Fed’s Hammack says interest rates could be on hold ‘for quite some time’


Feb 10 (Reuters) – Cleveland Federal Reserve Bank President Beth Hammack said on Tuesday that the U.S. central bank faces no urgency to change its interest rate setting this year amid a “cautiously optimistic” outlook for economic activity.

Given the likely outlook, “we could be on hold for quite some time” when it comes to setting the central bank’s target range for interest rates, Hammack said in the text of a speech prepared for presentation to the Ohio Bankers League in Columbus, Ohio.

“I think we’re in a good position to keep the funds rate at that level and see how things play out” with monetary policy most likely in an environment that neither slows nor boosts economic activity, he said.

“Rather than trying to adjust the funds rate, I prefer to err on the side of patience as we assess the impact of recent rate cuts and monitor the performance of the economy,” Hammack said, adding, “a stable funds rate would reflect positive economic developments.”

Hammack, who has voted in this year’s Federal Open Market Committee on interest rate setting, said he supported the central bank’s decision to keep its target range of interest rates steady at 3.5% to 3.75% at the end of January.

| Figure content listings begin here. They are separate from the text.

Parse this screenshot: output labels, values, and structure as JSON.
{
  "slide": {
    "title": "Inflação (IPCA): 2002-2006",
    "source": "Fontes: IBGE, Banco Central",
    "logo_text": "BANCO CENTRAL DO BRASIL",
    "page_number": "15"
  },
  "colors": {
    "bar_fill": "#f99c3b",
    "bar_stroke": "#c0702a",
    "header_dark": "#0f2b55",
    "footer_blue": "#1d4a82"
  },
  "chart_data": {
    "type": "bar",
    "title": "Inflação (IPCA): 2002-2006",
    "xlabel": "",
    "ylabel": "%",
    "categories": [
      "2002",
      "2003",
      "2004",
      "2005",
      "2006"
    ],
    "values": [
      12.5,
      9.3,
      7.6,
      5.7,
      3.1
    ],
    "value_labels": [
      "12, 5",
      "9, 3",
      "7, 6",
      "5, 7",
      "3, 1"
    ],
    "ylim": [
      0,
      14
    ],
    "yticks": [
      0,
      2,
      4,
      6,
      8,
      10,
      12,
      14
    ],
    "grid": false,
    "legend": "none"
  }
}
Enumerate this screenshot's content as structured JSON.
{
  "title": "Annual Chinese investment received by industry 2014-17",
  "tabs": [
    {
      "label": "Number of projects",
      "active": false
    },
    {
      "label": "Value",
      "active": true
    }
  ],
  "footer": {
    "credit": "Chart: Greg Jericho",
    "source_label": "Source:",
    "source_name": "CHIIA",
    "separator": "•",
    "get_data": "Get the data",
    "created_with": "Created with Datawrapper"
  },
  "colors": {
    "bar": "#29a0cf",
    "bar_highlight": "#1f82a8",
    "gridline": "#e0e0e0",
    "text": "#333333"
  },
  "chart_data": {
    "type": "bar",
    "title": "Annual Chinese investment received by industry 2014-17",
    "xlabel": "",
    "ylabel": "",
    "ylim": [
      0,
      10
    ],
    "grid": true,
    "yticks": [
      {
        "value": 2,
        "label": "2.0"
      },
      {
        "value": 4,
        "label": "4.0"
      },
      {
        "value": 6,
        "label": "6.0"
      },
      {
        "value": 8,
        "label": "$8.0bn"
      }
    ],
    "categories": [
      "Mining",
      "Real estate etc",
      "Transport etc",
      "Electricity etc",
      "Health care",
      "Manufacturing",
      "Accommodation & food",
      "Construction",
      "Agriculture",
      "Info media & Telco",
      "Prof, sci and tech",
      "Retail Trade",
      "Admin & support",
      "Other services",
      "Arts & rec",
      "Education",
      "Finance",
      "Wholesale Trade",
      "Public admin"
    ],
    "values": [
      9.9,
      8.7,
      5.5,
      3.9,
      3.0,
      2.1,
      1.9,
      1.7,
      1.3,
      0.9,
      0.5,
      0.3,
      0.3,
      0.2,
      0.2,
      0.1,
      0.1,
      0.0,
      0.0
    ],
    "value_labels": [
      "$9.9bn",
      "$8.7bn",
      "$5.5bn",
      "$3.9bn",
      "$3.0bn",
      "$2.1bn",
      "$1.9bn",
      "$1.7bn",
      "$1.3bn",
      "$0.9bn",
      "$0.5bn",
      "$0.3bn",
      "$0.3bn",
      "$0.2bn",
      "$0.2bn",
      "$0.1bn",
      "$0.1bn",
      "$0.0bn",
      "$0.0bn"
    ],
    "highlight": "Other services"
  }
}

The Fed cut its target by 75 basis points last year as it sought to boost a softening labor market while maintaining enough restraint to return inflation to the 2% target it has outpaced for years.

Hammack has been skeptical of rate cuts given the state of inflation dynamics. Fed officials have targeted rate cuts for this year, but have given little guidance on timing in recent comments.

It is highly likely that rate cuts could re-emerge as an issue if Kevin Warsh is confirmed to succeed Jerome Powell as Fed chairman when the current leader’s term ends in May. President Donald Trump has aggressively pressed the Fed to cut rates and has said a desire for aggressive easing would be a key thing he would want from any Fed leader.

In his comments, Hammack noted that the economic outlook is bright, but at the same time, he noted that inflation remains “too high” and said it was important for price pressures to ease amid the risk that it could be stuck at around 3% this year.

“Growth this year should be boosted by easier financial conditions, recent interest rate cuts and fiscal support, among other factors,” Hammack said.

In terms of hiring, the information points to some stability at the moment. “Both the official data and what we’re hearing from companies point to a ‘low-hire, low-fire’ environment where companies aren’t adding a lot of workers, but they’re also not firing a lot,” Hammack said.